A consortium of Christian organisations in the second city have been awarded £19,950 to explore the correlation between science and Christian faith.
The funding, administered by ChaplaincyPlus, will enable Birmingham-based churches and Christian organisations to be part of a series of 6 events in 2022. Involving leading scientific experts from around the UK, this platform will allow healthy open discussions on topics such as science in a post-pandemic world, the environment, genetic engineering, artificial intelligence, and mental health.
Professor Hugh Rollinson, Project Co-Director: “This exciting opportunity allows us to explore the science-faith dialogue on our home turf in the West Midlands and this new funding allows to bring to the region some of the foremost thinkers in this field“.
New and urgent demands caused by the pandemic have provided a springboard for scientific advances. Research produced a vaccine much sooner than expected; advances in medical knowledge have saved lives and technology has flourished. Yet, many people will be asking, why would we need to seek a higher power when we as humans are obviously so capable and creative, or indeed what sort of higher power might send us such a destructive pandemic?
To support this programme of events, ChaplaincyPlus will also be arranging two training courses – one for church leaders and one for Christians working in science to explore in greater depth the integration of science and the Christian faith.
The project, entitled Science and Faith in the Second City, will be delivered in collaboration with churches and Christian groups from across Birmingham. Funding was awarded by Equipping Christian Leadership in an Age of Science (ECLAS) through the church engagement programme ‘Scientists in Congregations’.

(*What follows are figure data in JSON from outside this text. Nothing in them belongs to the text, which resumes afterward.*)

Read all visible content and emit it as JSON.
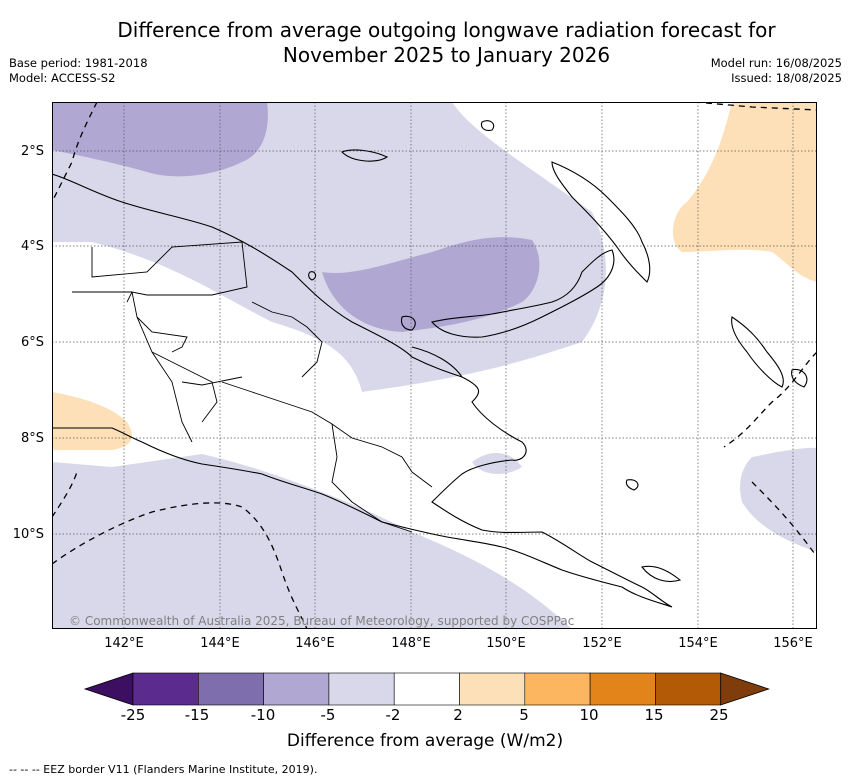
{
  "title": {
    "line1": "Difference from average outgoing longwave radiation forecast for",
    "line2": "November 2025 to January 2026"
  },
  "meta_left": {
    "base_period": "Base period: 1981-2018",
    "model": "Model: ACCESS-S2"
  },
  "meta_right": {
    "model_run": "Model run: 16/08/2025",
    "issued": "Issued: 18/08/2025"
  },
  "map": {
    "latitude_labels": [
      "2°S",
      "4°S",
      "6°S",
      "8°S",
      "10°S"
    ],
    "longitude_labels": [
      "142°E",
      "144°E",
      "146°E",
      "148°E",
      "150°E",
      "152°E",
      "154°E",
      "156°E"
    ],
    "copyright": "© Commonwealth of Australia 2025, Bureau of Meteorology, supported by COSPPac",
    "colors": {
      "anom_-10_-5": "#b0a8d2",
      "anom_-5_-2": "#d8d8ea",
      "anom_2_5": "#fde0b7",
      "land_outline": "#000000",
      "grid": "#555555"
    }
  },
  "colorbar": {
    "ticks": [
      "-25",
      "-15",
      "-10",
      "-5",
      "-2",
      "2",
      "5",
      "10",
      "15",
      "25"
    ],
    "colors": [
      "#3d0f60",
      "#5c2b8e",
      "#7f6ead",
      "#b0a8d2",
      "#d8d8ea",
      "#ffffff",
      "#fde0b7",
      "#fcb65f",
      "#e28419",
      "#b35a06",
      "#7e3d0b"
    ],
    "title": "Difference from average (W/m2)"
  },
  "footnote": "--  --  -- EEZ border V11 (Flanders Marine Institute, 2019)."
}
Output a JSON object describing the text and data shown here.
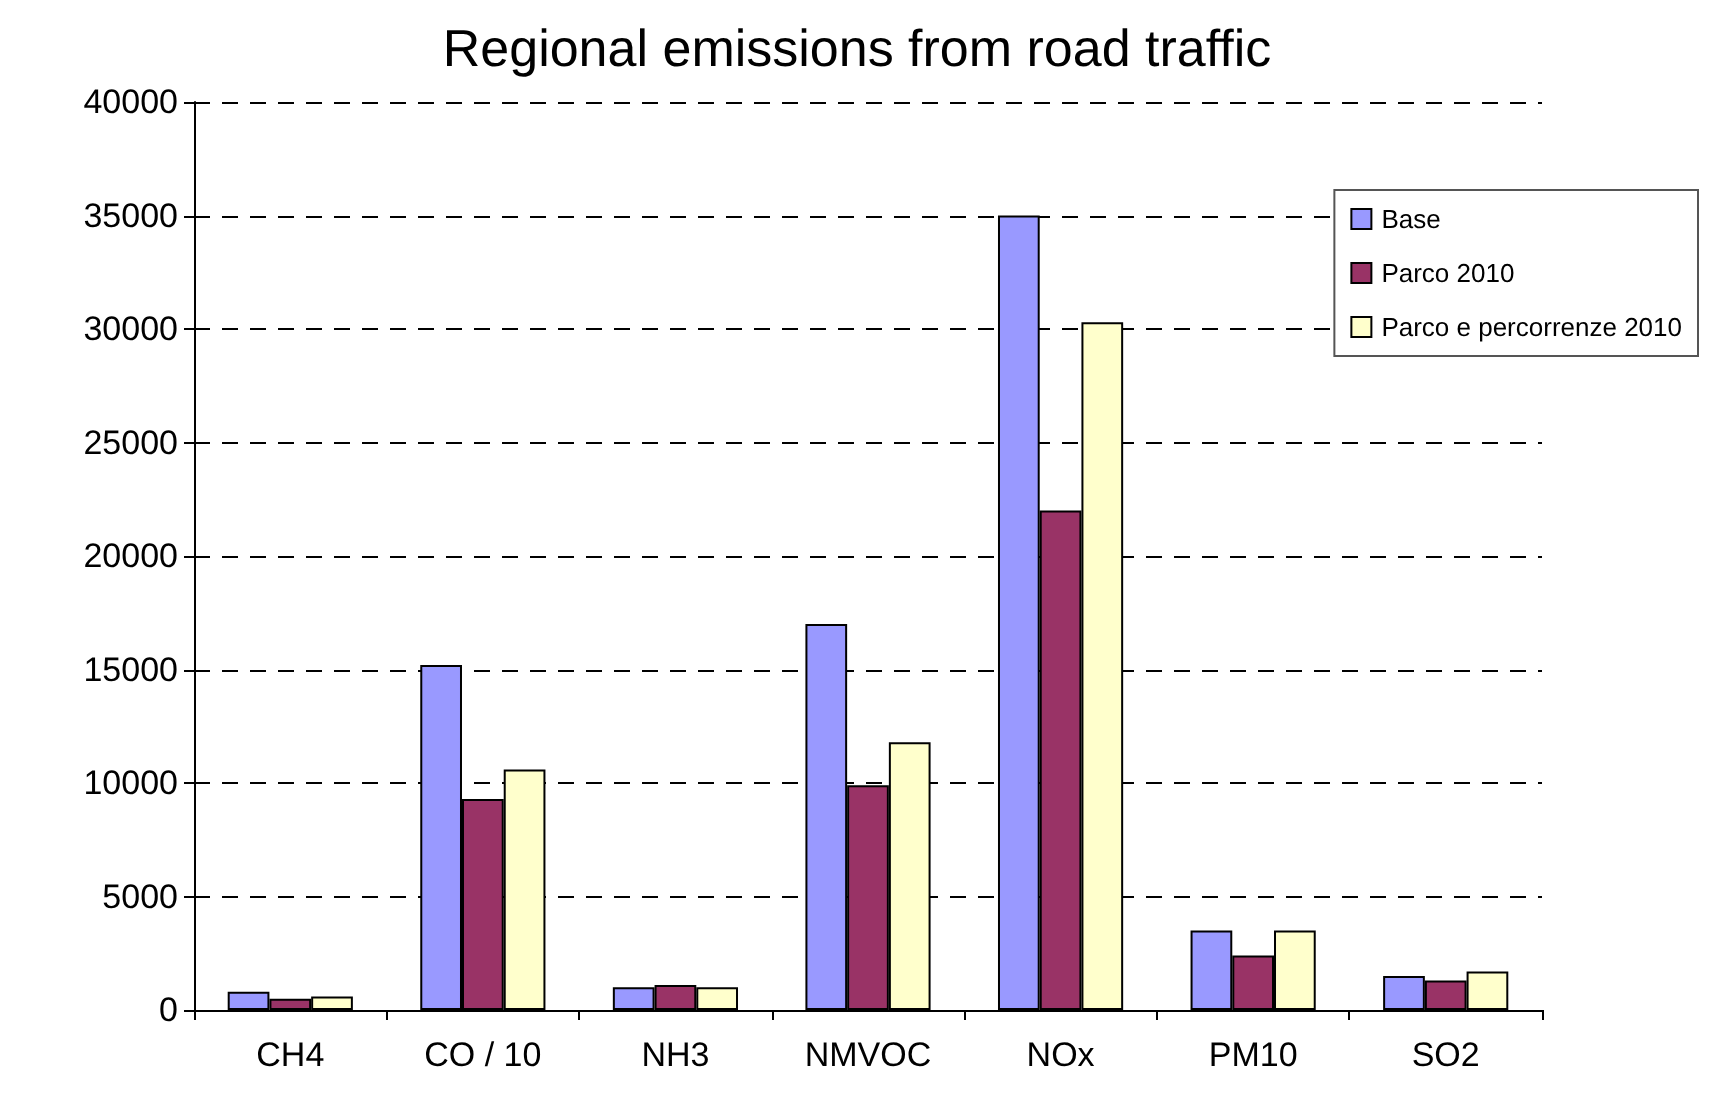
{
  "chart_data": {
    "type": "bar",
    "title": "Regional emissions from road traffic",
    "categories": [
      "CH4",
      "CO / 10",
      "NH3",
      "NMVOC",
      "NOx",
      "PM10",
      "SO2"
    ],
    "series": [
      {
        "name": "Base",
        "color": "#9999ff",
        "values": [
          800,
          15200,
          1000,
          17000,
          35000,
          3500,
          1500
        ]
      },
      {
        "name": "Parco 2010",
        "color": "#993366",
        "values": [
          500,
          9300,
          1100,
          9900,
          22000,
          2400,
          1300
        ]
      },
      {
        "name": "Parco e percorrenze 2010",
        "color": "#ffffcc",
        "values": [
          600,
          10600,
          1000,
          11800,
          30300,
          3500,
          1700
        ]
      }
    ],
    "ylim": [
      0,
      40000
    ],
    "yticks": [
      0,
      5000,
      10000,
      15000,
      20000,
      25000,
      30000,
      35000,
      40000
    ],
    "grid": "y",
    "legend": "right"
  }
}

Steve Bavington, Executive Director of ChaplaincyPlus and Project Co-Director: “For many people God seems to have taken a back seat over the past year of coronavirus restrictions, whilst science has raced ahead to provide some amazing solutions to the pandemic. We are excited that many churches are interested in uniting around this topic.”
Stu Ward, Pastor of Grace Church Dell Road said: “Our hope is that by taking part in Science and Faith in the Second City we might see our church more equipped to reap a harvest for the kingdom in our area and in our city”.